Postman left much to be desired. I’m fairly certain that the way in which I was using it was never really the intended use case. In order to keep the collections to a reasonable size, which in turn kept spreadsheets relatively organized (spreadsheets contained the data to insert as a variable in the payloads), but then I had nine collections to run, which meant nine spreadsheets. On top of all of that, there was very little feedback in terms of even simple success/fail per post — and even if you captured that output, there would be things that would fail no matter what due to the way the spreadsheet was piping in variables (perhaps more on that later, maybe its just how I was using it).

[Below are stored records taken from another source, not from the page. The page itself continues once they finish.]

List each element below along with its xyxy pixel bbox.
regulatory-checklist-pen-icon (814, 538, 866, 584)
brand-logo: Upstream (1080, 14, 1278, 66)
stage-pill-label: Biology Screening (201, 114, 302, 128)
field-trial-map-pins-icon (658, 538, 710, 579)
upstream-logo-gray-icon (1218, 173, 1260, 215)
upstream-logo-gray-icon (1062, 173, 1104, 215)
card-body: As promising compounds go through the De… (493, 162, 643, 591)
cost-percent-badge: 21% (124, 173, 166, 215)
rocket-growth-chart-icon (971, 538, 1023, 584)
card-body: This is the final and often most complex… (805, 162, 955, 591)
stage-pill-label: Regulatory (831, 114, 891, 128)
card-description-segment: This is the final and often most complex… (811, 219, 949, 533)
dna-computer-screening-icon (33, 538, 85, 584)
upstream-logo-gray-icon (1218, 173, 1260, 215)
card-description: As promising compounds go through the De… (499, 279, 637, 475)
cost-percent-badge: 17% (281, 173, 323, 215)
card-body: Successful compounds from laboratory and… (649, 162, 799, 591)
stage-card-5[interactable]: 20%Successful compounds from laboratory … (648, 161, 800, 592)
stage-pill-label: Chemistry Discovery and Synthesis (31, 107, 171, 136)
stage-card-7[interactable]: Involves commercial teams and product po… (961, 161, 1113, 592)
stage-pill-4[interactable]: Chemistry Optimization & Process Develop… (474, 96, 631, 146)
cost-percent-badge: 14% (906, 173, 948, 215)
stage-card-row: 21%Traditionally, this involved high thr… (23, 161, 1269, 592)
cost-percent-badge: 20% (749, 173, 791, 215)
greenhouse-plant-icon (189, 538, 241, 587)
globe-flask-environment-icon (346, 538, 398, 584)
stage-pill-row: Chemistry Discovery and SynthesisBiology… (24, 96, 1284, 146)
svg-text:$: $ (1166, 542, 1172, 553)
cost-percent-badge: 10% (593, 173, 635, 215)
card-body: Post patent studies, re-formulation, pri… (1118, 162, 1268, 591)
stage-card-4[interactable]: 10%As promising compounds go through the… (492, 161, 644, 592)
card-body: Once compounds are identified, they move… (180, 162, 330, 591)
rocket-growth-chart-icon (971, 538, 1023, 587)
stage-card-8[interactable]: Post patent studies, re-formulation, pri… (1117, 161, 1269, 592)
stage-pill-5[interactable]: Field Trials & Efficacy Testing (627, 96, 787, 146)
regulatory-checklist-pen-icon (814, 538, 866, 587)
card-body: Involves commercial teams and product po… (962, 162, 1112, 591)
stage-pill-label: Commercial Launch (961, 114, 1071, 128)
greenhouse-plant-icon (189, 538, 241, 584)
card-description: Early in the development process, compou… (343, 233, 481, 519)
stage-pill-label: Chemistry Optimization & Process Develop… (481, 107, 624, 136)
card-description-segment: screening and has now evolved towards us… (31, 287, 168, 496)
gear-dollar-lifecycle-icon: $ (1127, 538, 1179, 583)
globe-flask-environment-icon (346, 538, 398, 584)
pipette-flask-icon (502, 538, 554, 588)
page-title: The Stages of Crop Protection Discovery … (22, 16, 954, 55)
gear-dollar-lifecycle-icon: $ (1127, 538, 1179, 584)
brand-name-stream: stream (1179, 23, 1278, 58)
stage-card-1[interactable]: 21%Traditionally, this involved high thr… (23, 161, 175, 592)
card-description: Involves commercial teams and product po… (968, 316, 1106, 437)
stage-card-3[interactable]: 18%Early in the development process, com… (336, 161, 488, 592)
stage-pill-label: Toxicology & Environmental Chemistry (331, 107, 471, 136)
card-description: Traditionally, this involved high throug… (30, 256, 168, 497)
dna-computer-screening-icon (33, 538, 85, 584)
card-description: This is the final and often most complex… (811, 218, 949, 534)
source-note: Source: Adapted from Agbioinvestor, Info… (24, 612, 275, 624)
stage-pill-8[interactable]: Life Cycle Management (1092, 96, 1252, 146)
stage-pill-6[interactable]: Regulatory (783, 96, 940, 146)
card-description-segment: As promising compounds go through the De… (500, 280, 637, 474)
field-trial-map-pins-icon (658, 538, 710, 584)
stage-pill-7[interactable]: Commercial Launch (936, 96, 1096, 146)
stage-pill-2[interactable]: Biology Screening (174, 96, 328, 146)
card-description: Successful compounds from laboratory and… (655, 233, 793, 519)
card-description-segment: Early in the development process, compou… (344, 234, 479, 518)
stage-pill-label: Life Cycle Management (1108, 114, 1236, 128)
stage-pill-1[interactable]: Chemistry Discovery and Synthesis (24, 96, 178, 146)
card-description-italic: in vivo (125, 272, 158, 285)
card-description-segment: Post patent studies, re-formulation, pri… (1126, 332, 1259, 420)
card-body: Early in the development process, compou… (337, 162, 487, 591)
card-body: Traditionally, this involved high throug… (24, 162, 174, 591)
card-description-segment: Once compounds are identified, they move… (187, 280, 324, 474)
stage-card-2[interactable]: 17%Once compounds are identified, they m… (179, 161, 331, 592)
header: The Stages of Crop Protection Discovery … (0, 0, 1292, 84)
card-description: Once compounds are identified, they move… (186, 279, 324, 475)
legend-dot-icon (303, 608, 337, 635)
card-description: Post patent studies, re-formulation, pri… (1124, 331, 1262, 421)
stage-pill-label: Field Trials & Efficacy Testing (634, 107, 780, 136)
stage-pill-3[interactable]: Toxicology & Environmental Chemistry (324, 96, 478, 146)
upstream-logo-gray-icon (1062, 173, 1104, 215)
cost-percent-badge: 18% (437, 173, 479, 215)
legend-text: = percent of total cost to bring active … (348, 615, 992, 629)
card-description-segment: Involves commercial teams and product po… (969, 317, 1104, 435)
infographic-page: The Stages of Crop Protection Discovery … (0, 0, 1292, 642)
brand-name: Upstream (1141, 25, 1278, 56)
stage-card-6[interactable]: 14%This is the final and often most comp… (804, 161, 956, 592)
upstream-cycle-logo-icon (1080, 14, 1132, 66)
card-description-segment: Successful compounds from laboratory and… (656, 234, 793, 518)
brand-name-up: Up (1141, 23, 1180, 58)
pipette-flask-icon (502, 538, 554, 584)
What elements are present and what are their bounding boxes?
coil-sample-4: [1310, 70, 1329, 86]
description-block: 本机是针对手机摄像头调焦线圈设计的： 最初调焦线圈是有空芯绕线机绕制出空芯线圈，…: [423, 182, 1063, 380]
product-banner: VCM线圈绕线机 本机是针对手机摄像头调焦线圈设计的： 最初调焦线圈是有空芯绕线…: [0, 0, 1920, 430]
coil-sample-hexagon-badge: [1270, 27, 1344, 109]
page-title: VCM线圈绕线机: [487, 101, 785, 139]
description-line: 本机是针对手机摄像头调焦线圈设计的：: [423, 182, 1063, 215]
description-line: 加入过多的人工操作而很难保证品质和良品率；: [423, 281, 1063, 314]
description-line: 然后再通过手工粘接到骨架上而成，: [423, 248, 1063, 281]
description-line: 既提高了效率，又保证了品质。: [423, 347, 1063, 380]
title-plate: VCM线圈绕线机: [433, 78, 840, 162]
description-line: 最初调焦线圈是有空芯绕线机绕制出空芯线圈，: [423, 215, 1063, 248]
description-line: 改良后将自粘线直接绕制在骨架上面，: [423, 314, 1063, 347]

The result of this frustration is the ACIPDT. My intention is to re-create the functionality that I have used Postman for in Python. In doing so, the goal is to have a single spreadsheet (source of data, could be anything but a spreadsheet is easy), to run a single script, and to have valuable feedback about the success or failure of each and every POST. ACIPDT itself is not a script that will configure your ACI fabric, but is instead a library that contains ReST calls that will configure the most common deployment scenarios. In addition to the library itself, I have created a very simple script to ingest a spreadsheet that contains the actual configuration data and pass the data to the appropriate method in the library.

Key features:
– Have a library that is de-coupled from any deployment type of script.
– This was a goal after early attempts became very intertwined and I was unable to cleanly separate the simple ReST call/payload from the rest of the script.
– Run one script that references one source of data.
– This is more relevant to the run script than it is to the library, but it was taken into consideration when creating the library. A single spreadsheet (with multiple tabs) is used to house all data, is parsed in the run script, then data is passed as kwargs to the appropriate methods for deployment.
– Have discreet configuration items.
– Ensure that an Interface Profile on an L3 Out can be modified without deleting/re-creating the parent object. While this library/script is intended for deployments where this is likely not a big deal, it was at any rate a design goal.
– Capture the status of every single call.
– Each method returns a status code. The run script simply enters this data into the Excel spreadsheet at the appropriate line so you know which POSTs failed and which ones succeeded. This is a simplistic status check, but is leaps better than I was getting with Postman.

## Resources

I believe the code to be relatively straight-forward (and I am very not good at Python), and have provided comments ahead of every method in the library to document what is acceptable to pass to the method. As this is really just a pet project on the weekends, that’s probably about it from a resources perspective. Feel free to tweet at me (@carl_niger) if you run into any issues or have a burning desire for a feature add.

## Code Example

# Import acidpt from the acitool library
from acitool import acipdt
# Initialize the FabLogin class with the APIC IP, username, and password
fablogin = acipdt.FabLogin(apic, user, pword)
# Login to the fabric and capture the challenge cookie
cookies = fablogin.login()
# Initialize the Fabric Pod Policy class with the APIC IP and the returned cookies from the login class
podpol = acipdt.FabPodPol(apic, cookies)
# Configure an NTP server of
status = podpol.ntp('', 'created,modified')

## Getting Started

To get started, unzip the zip file and place the entire contents in a directory in your Python path. For me (using OSX), I placed the folder in /usr/local/lib/python2.7/. You can then import as outlined in the code example above.

## Disclaimer

This is NOT fancy code. It is probably not even “good” code. It does work (for me at least!) though.